船を風に対して立てるために必要なもので、スパンカーがなければ風に対して船が横を向いたり、逆向きになったりします。このような風による回転を抑えるために使うのがスパンカーです。風の影響を受けにくくなるため、潮の自然な流れに乗ったドテラ流しが可能になります。
シーアンカーによるドテラ流し釣りとは?
シーアンカーを使ったドテラ流し釣りもあります。パラシュート状のシーアンカーを沈めて、潮の抵抗を受けやすくすることで、船が流れていきます。潮の流れの影響を受けやすくなるので、風の抵抗は受けにくくなる特徴があります。
ドテラ流しに向いているのはバーチカルな釣り
ドテラ流しは風や潮流に任せて、船を自然に動かしていくものです。この時に向いているのが、バーチカルな釣りでしょう。バーチカルな釣りというのは縦の釣りのこと。一般的にはジギングで良く使われる釣法で、メタルジグを垂直に落として着底してから、再度しゃくって落とす釣り方です。ただドテラ流しの船に乗っていると、船が自然と風下へと移動していきますので、ジグは斜めに落ちていきます。そのため、より広範囲にわたって探っていけるということです。
ドテラ流しに向いている釣り
ではドテラ流しに向いている釣りも紹介します。
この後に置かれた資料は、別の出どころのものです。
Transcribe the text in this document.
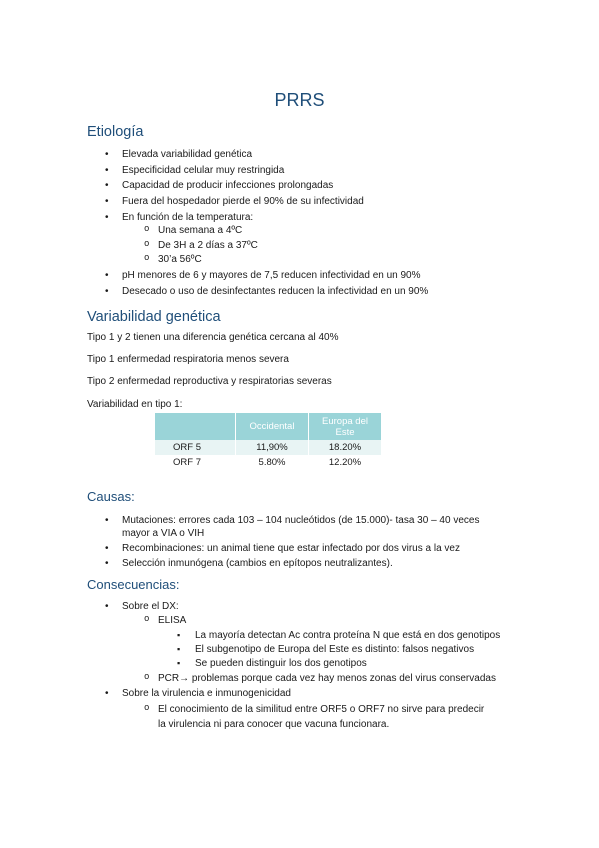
PRRS
Etiología
• Elevada variabilidad genética
• Especificidad celular muy restringida
• Capacidad de producir infecciones prolongadas
• Fuera del hospedador pierde el 90% de su infectividad
• En función de la temperatura:
o Una semana a 4ºC
o De 3H a 2 días a 37ºC
o 30’a 56ºC
• pH menores de 6 y mayores de 7,5 reducen infectividad en un 90%
• Desecado o uso de desinfectantes reducen la infectividad en un 90%
Variabilidad genética

Tipo 1 y 2 tienen una diferencia genética cercana al 40%

Tipo 1 enfermedad respiratoria menos severa

Tipo 2 enfermedad reproductiva y respiratorias severas

Variabilidad en tipo 1:

	Occidental	Europa del Este
ORF 5	11,90%	18.20%
ORF 7	5.80%	12.20%
Causas:
• Mutaciones: errores cada 103 – 104 nucleótidos (de 15.000)- tasa 30 – 40 veces
mayor a VIA o VIH
• Recombinaciones: un animal tiene que estar infectado por dos virus a la vez
• Selección inmunógena (cambios en epítopos neutralizantes).
Consecuencias:
• Sobre el DX:
o ELISA
▪ La mayoría detectan Ac contra proteína N que está en dos genotipos
▪ El subgenotipo de Europa del Este es distinto: falsos negativos
▪ Se pueden distinguir los dos genotipos
o PCR→ problemas porque cada vez hay menos zonas del virus conservadas
• Sobre la virulencia e inmunogenicidad
o El conocimiento de la similitud entre ORF5 o ORF7 no sirve para predecir
la virulencia ni para conocer que vacuna funcionara.
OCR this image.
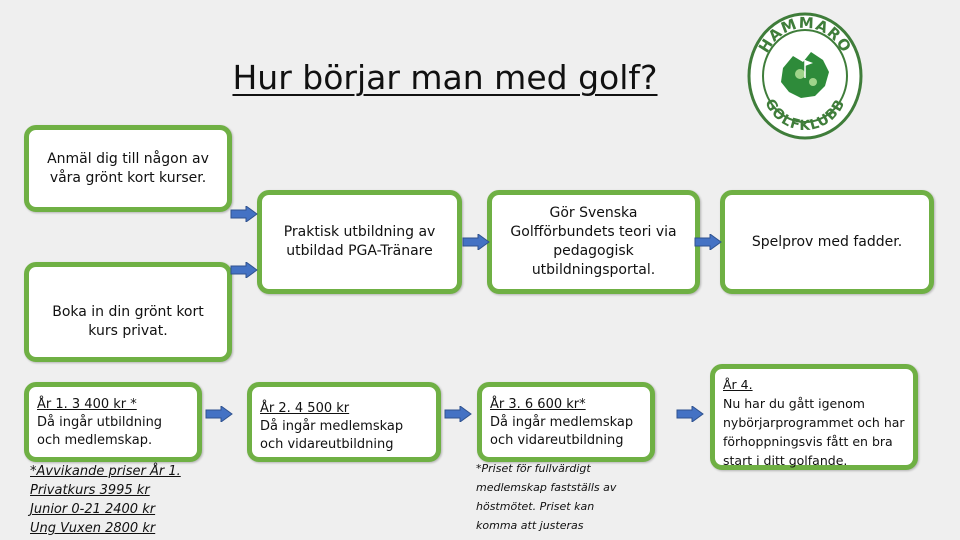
Hur börjar man med golf?
HAMMARÖ
GOLFKLUBB
Anmäl dig till någon av våra grönt kort kurser.
Boka in din grönt kort kurs privat.
Praktisk utbildning av utbildad PGA-Tränare
Gör Svenska Golfförbundets teori via pedagogisk utbildningsportal.
Spelprov med fadder.
År 1. 3 400 kr *
Då ingår utbildning och medlemskap.
År 2. 4 500 kr
Då ingår medlemskap och vidareutbildning
År 3. 6 600 kr*
Då ingår medlemskap och vidareutbildning
År 4.
Nu har du gått igenom nybörjarprogrammet och har förhoppningsvis fått en bra start i ditt golfande.
*Avvikande priser År 1.
Privatkurs 3995 kr
Junior 0-21 2400 kr
Ung Vuxen 2800 kr
*Priset för fullvärdigt
medlemskap fastställs av
höstmötet. Priset kan
komma att justeras
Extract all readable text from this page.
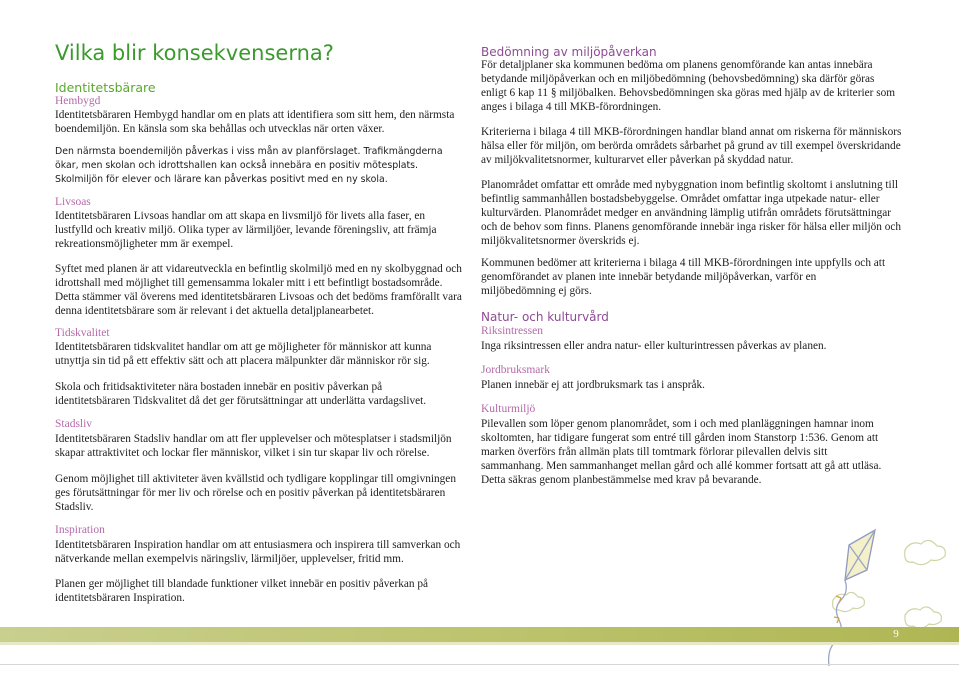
Vilka blir konsekvenserna?
Identitetsbärare
Hembygd

Identitetsbäraren Hembygd handlar om en plats att identifiera som sitt hem, den närmsta boendemiljön. En känsla som ska behållas och utvecklas när orten växer.

Den närmsta boendemiljön påverkas i viss mån av planförslaget. Trafikmängderna ökar, men skolan och idrottshallen kan också innebära en positiv mötesplats. Skolmiljön för elever och lärare kan påverkas positivt med en ny skola.

Livsoas

Identitetsbäraren Livsoas handlar om att skapa en livsmiljö för livets alla faser, en lustfylld och kreativ miljö. Olika typer av lärmiljöer, levande föreningsliv, att främja rekreationsmöjligheter mm är exempel.

Syftet med planen är att vidareutveckla en befintlig skolmiljö med en ny skolbyggnad och idrottshall med möjlighet till gemensamma lokaler mitt i ett befintligt bostadsområde. Detta stämmer väl överens med identitetsbäraren Livsoas och det bedöms framförallt vara denna identitetsbärare som är relevant i det aktuella detaljplanearbetet.

Tidskvalitet

Identitetsbäraren tidskvalitet handlar om att ge möjligheter för människor att kunna utnyttja sin tid på ett effektiv sätt och att placera mälpunkter där människor rör sig.

Skola och fritidsaktiviteter nära bostaden innebär en positiv påverkan på identitetsbäraren Tidskvalitet då det ger förutsättningar att underlätta vardagslivet.

Stadsliv

Identitetsbäraren Stadsliv handlar om att fler upplevelser och mötesplatser i stadsmiljön skapar attraktivitet och lockar fler människor, vilket i sin tur skapar liv och rörelse.

Genom möjlighet till aktiviteter även kvällstid och tydligare kopplingar till omgivningen ges förutsättningar för mer liv och rörelse och en positiv påverkan på identitetsbäraren Stadsliv.

Inspiration

Identitetsbäraren Inspiration handlar om att entusiasmera och inspirera till samverkan och nätverkande mellan exempelvis näringsliv, lärmiljöer, upplevelser, fritid mm.

Planen ger möjlighet till blandade funktioner vilket innebär en positiv påverkan på identitetsbäraren Inspiration.

Bedömning av miljöpåverkan

För detaljplaner ska kommunen bedöma om planens genomförande kan antas innebära betydande miljöpåverkan och en miljöbedömning (behovsbedömning) ska därför göras enligt 6 kap 11 § miljöbalken. Behovsbedömningen ska göras med hjälp av de kriterier som anges i bilaga 4 till MKB-förordningen.

Kriterierna i bilaga 4 till MKB-förordningen handlar bland annat om riskerna för människors hälsa eller för miljön, om berörda områdets sårbarhet på grund av till exempel överskridande av miljökvalitetsnormer, kulturarvet eller påverkan på skyddad natur.

Planområdet omfattar ett område med nybyggnation inom befintlig skoltomt i anslutning till befintlig sammanhållen bostadsbebyggelse. Området omfattar inga utpekade natur- eller kulturvärden. Planområdet medger en användning lämplig utifrån områdets förutsättningar och de behov som finns. Planens genomförande innebär inga risker för hälsa eller miljön och miljökvalitetsnormer överskrids ej.

Kommunen bedömer att kriterierna i bilaga 4 till MKB-förordningen inte uppfylls och att genomförandet av planen inte innebär betydande miljöpåverkan, varför en miljöbedömning ej görs.

Natur- och kulturvård
Riksintressen

Inga riksintressen eller andra natur- eller kulturintressen påverkas av planen.

Jordbruksmark

Planen innebär ej att jordbruksmark tas i anspråk.

Kulturmiljö

Pilevallen som löper genom planområdet, som i och med planläggningen hamnar inom skoltomten, har tidigare fungerat som entré till gården inom Stanstorp 1:536. Genom att marken överförs från allmän plats till tomtmark förlorar pilevallen delvis sitt sammanhang. Men sammanhanget mellan gård och allé kommer fortsatt att gå att utläsa. Detta säkras genom planbestämmelse med krav på bevarande.

9
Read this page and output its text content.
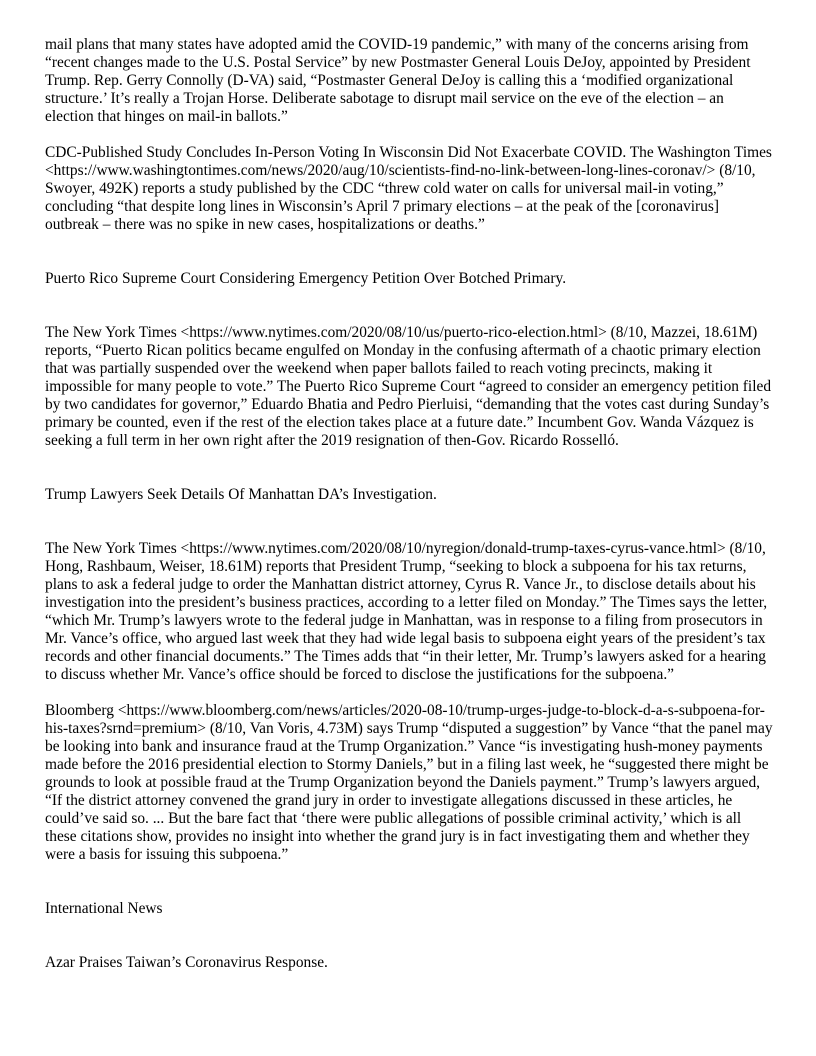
mail plans that many states have adopted amid the COVID-19 pandemic,” with many of the concerns arising from “recent changes made to the U.S. Postal Service” by new Postmaster General Louis DeJoy, appointed by President Trump. Rep. Gerry Connolly (D-VA) said, “Postmaster General DeJoy is calling this a ‘modified organizational structure.’ It’s really a Trojan Horse. Deliberate sabotage to disrupt mail service on the eve of the election – an election that hinges on mail-in ballots.”

CDC-Published Study Concludes In-Person Voting In Wisconsin Did Not Exacerbate COVID. The Washington Times <https://www.washingtontimes.com/news/2020/aug/10/scientists-find-no-link-between-long-lines-coronav/> (8/10, Swoyer, 492K) reports a study published by the CDC “threw cold water on calls for universal mail-in voting,” concluding “that despite long lines in Wisconsin’s April 7 primary elections – at the peak of the [coronavirus] outbreak – there was no spike in new cases, hospitalizations or deaths.”

Puerto Rico Supreme Court Considering Emergency Petition Over Botched Primary.

The New York Times <https://www.nytimes.com/2020/08/10/us/puerto-rico-election.html> (8/10, Mazzei, 18.61M) reports, “Puerto Rican politics became engulfed on Monday in the confusing aftermath of a chaotic primary election that was partially suspended over the weekend when paper ballots failed to reach voting precincts, making it impossible for many people to vote.” The Puerto Rico Supreme Court “agreed to consider an emergency petition filed by two candidates for governor,” Eduardo Bhatia and Pedro Pierluisi, “demanding that the votes cast during Sunday’s primary be counted, even if the rest of the election takes place at a future date.” Incumbent Gov. Wanda Vázquez is seeking a full term in her own right after the 2019 resignation of then-Gov. Ricardo Rosselló.

Trump Lawyers Seek Details Of Manhattan DA’s Investigation.

The New York Times <https://www.nytimes.com/2020/08/10/nyregion/donald-trump-taxes-cyrus-vance.html> (8/10, Hong, Rashbaum, Weiser, 18.61M) reports that President Trump, “seeking to block a subpoena for his tax returns, plans to ask a federal judge to order the Manhattan district attorney, Cyrus R. Vance Jr., to disclose details about his investigation into the president’s business practices, according to a letter filed on Monday.” The Times says the letter, “which Mr. Trump’s lawyers wrote to the federal judge in Manhattan, was in response to a filing from prosecutors in Mr. Vance’s office, who argued last week that they had wide legal basis to subpoena eight years of the president’s tax records and other financial documents.” The Times adds that “in their letter, Mr. Trump’s lawyers asked for a hearing to discuss whether Mr. Vance’s office should be forced to disclose the justifications for the subpoena.”

Bloomberg <https://www.bloomberg.com/news/articles/2020-08-10/trump-urges-judge-to-block-d-a-s-subpoena-for-his-taxes?srnd=premium> (8/10, Van Voris, 4.73M) says Trump “disputed a suggestion” by Vance “that the panel may be looking into bank and insurance fraud at the Trump Organization.” Vance “is investigating hush-money payments made before the 2016 presidential election to Stormy Daniels,” but in a filing last week, he “suggested there might be grounds to look at possible fraud at the Trump Organization beyond the Daniels payment.” Trump’s lawyers argued, “If the district attorney convened the grand jury in order to investigate allegations discussed in these articles, he could’ve said so. ... But the bare fact that ‘there were public allegations of possible criminal activity,’ which is all these citations show, provides no insight into whether the grand jury is in fact investigating them and whether they were a basis for issuing this subpoena.”

International News

Azar Praises Taiwan’s Coronavirus Response.
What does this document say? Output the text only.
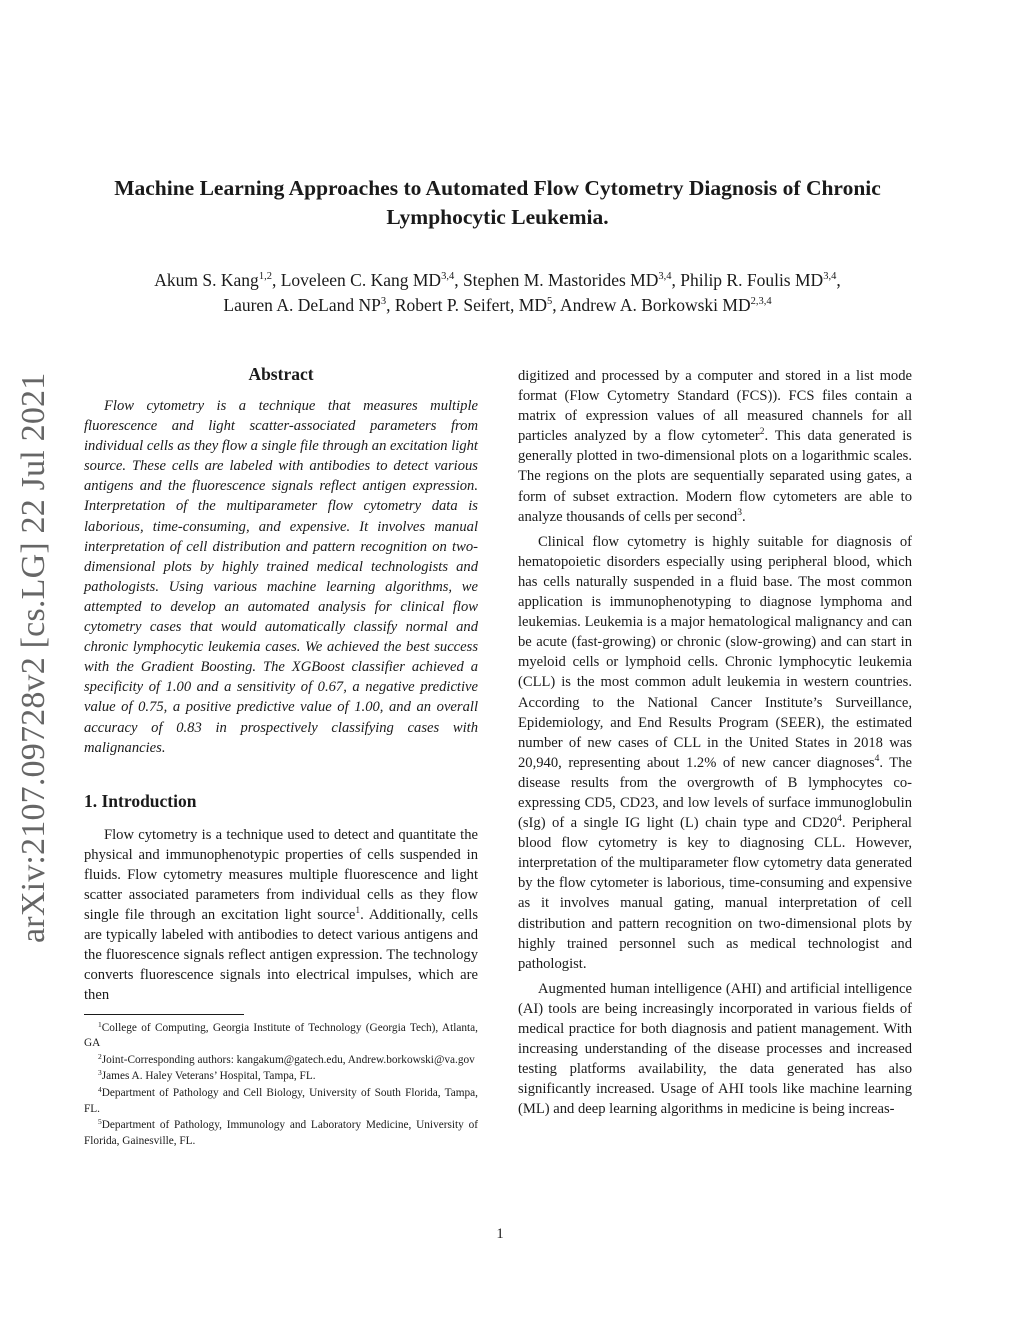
arXiv:2107.09728v2 [cs.LG] 22 Jul 2021
Machine Learning Approaches to Automated Flow Cytometry Diagnosis of Chronic Lymphocytic Leukemia.

Akum S. Kang$^{1,2}$, Loveleen C. Kang MD$^{3,4}$, Stephen M. Mastorides MD$^{3,4}$, Philip R. Foulis MD$^{3,4}$,
Lauren A. DeLand $NP^3$, Robert P. Seifert, $MD^5$, Andrew A. Borkowski MD$^{2,3,4}$

Abstract

Flow cytometry is a technique that measures multiple fluorescence and light scatter-associated parameters from individual cells as they flow a single file through an excitation light source. These cells are labeled with antibodies to detect various antigens and the fluorescence signals reflect antigen expression. Interpretation of the multiparameter flow cytometry data is laborious, time-consuming, and expensive. It involves manual interpretation of cell distribution and pattern recognition on two-dimensional plots by highly trained medical technologists and pathologists. Using various machine learning algorithms, we attempted to develop an automated analysis for clinical flow cytometry cases that would automatically classify normal and chronic lymphocytic leukemia cases. We achieved the best success with the Gradient Boosting. The XGBoost classifier achieved a specificity of 1.00 and a sensitivity of 0.67, a negative predictive value of 0.75, a positive predictive value of 1.00, and an overall accuracy of 0.83 in prospectively classifying cases with malignancies.

1. Introduction

Flow cytometry is a technique used to detect and quantitate the physical and immunophenotypic properties of cells suspended in fluids. Flow cytometry measures multiple fluorescence and light scatter associated parameters from individual cells as they flow single file through an excitation light source$^1$. Additionally, cells are typically labeled with antibodies to detect various antigens and the fluorescence signals reflect antigen expression. The technology converts fluorescence signals into electrical impulses, which are then

$^1$College of Computing, Georgia Institute of Technology (Georgia Tech), Atlanta, GA

$^2$Joint-Corresponding authors: kangakum@gatech.edu, Andrew.borkowski@va.gov

$^3$James A. Haley Veterans’ Hospital, Tampa, FL.

$^4$Department of Pathology and Cell Biology, University of South Florida, Tampa, FL.

$^5$Department of Pathology, Immunology and Laboratory Medicine, University of Florida, Gainesville, FL.

digitized and processed by a computer and stored in a list mode format (Flow Cytometry Standard (FCS)). FCS files contain a matrix of expression values of all measured channels for all particles analyzed by a flow cytometer$^2$. This data generated is generally plotted in two-dimensional plots on a logarithmic scales. The regions on the plots are sequentially separated using gates, a form of subset extraction. Modern flow cytometers are able to analyze thousands of cells per second$^3$.

Clinical flow cytometry is highly suitable for diagnosis of hematopoietic disorders especially using peripheral blood, which has cells naturally suspended in a fluid base. The most common application is immunophenotyping to diagnose lymphoma and leukemias. Leukemia is a major hematological malignancy and can be acute (fast-growing) or chronic (slow-growing) and can start in myeloid cells or lymphoid cells. Chronic lymphocytic leukemia (CLL) is the most common adult leukemia in western countries. According to the National Cancer Institute’s Surveillance, Epidemiology, and End Results Program (SEER), the estimated number of new cases of CLL in the United States in 2018 was 20,940, representing about 1.2% of new cancer diagnoses$^4$. The disease results from the overgrowth of B lymphocytes co-expressing CD5, CD23, and low levels of surface immunoglobulin (sIg) of a single IG light (L) chain type and $CD20^4$. Peripheral blood flow cytometry is key to diagnosing CLL. However, interpretation of the multiparameter flow cytometry data generated by the flow cytometer is laborious, time-consuming and expensive as it involves manual gating, manual interpretation of cell distribution and pattern recognition on two-dimensional plots by highly trained personnel such as medical technologist and pathologist.

Augmented human intelligence (AHI) and artificial intelligence (AI) tools are being increasingly incorporated in various fields of medical practice for both diagnosis and patient management. With increasing understanding of the disease processes and increased testing platforms availability, the data generated has also significantly increased. Usage of AHI tools like machine learning (ML) and deep learning algorithms in medicine is being increas-

1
代表的なものは3つです。ジギング、タイラバ、ティップランエギングになるのですが、それぞれを詳しく見ていきましょう。
ジギング
ジギングはドテラ流しでは良く行われる代表的な釣り方です。メタルジグで、大型の青物などを狙います。ドテラ流しで船が流れていくので、真下に落とすではなく、それでいてキャストするでもなく。効率的に広い範囲を探っていくことができるのが、ドテラ流しの魅力です。ジギングの詳しい釣り方についてはこちらでも解説しているので、ぜひ参考にしてみてください。
タイラバ
タイラバもドテラ流しで良く行われる釣りの1つです。ボトム付近にいるタイを狙った釣り方で、落として一定の速度で巻くだけのシンプルな釣り。こちらも本来であれば真下に落とす釣りですが、ドテラ流しで斜めに探っていくことができるので、効率的に攻めることが可能になります。本来なら海底から10mを探るだけだったのに、ドテラ流しをしていれば15mはチャンスがある、というようなイメージです。
ティップランエギング
ティップランエギングもドテラ流しを活かした釣りの1つです。通常のエギングは陸っぱりからキャスティングをしますが、ティップランエギングは違います。船をアンカーで固定しないまま、潮や風でながしながら海底近くにいるイカを狙っていくスタイルです。この名称がついた由来は、餌木にイカが食いついた時に、ロッドの先であるティップが、真っ直ぐに走ることから。初心者でもコツさえ掴めば簡単にイカが釣れる釣法なので、ぜひ覚えてみてください。
ドテラ流しについて解説をしました
船釣りでの基本的な釣り方の1つで、エンジンを切るために魚に警戒されにくいメリットがあります。ゆったりと自然を感じながら釣れるため、初心者にもおすすめです。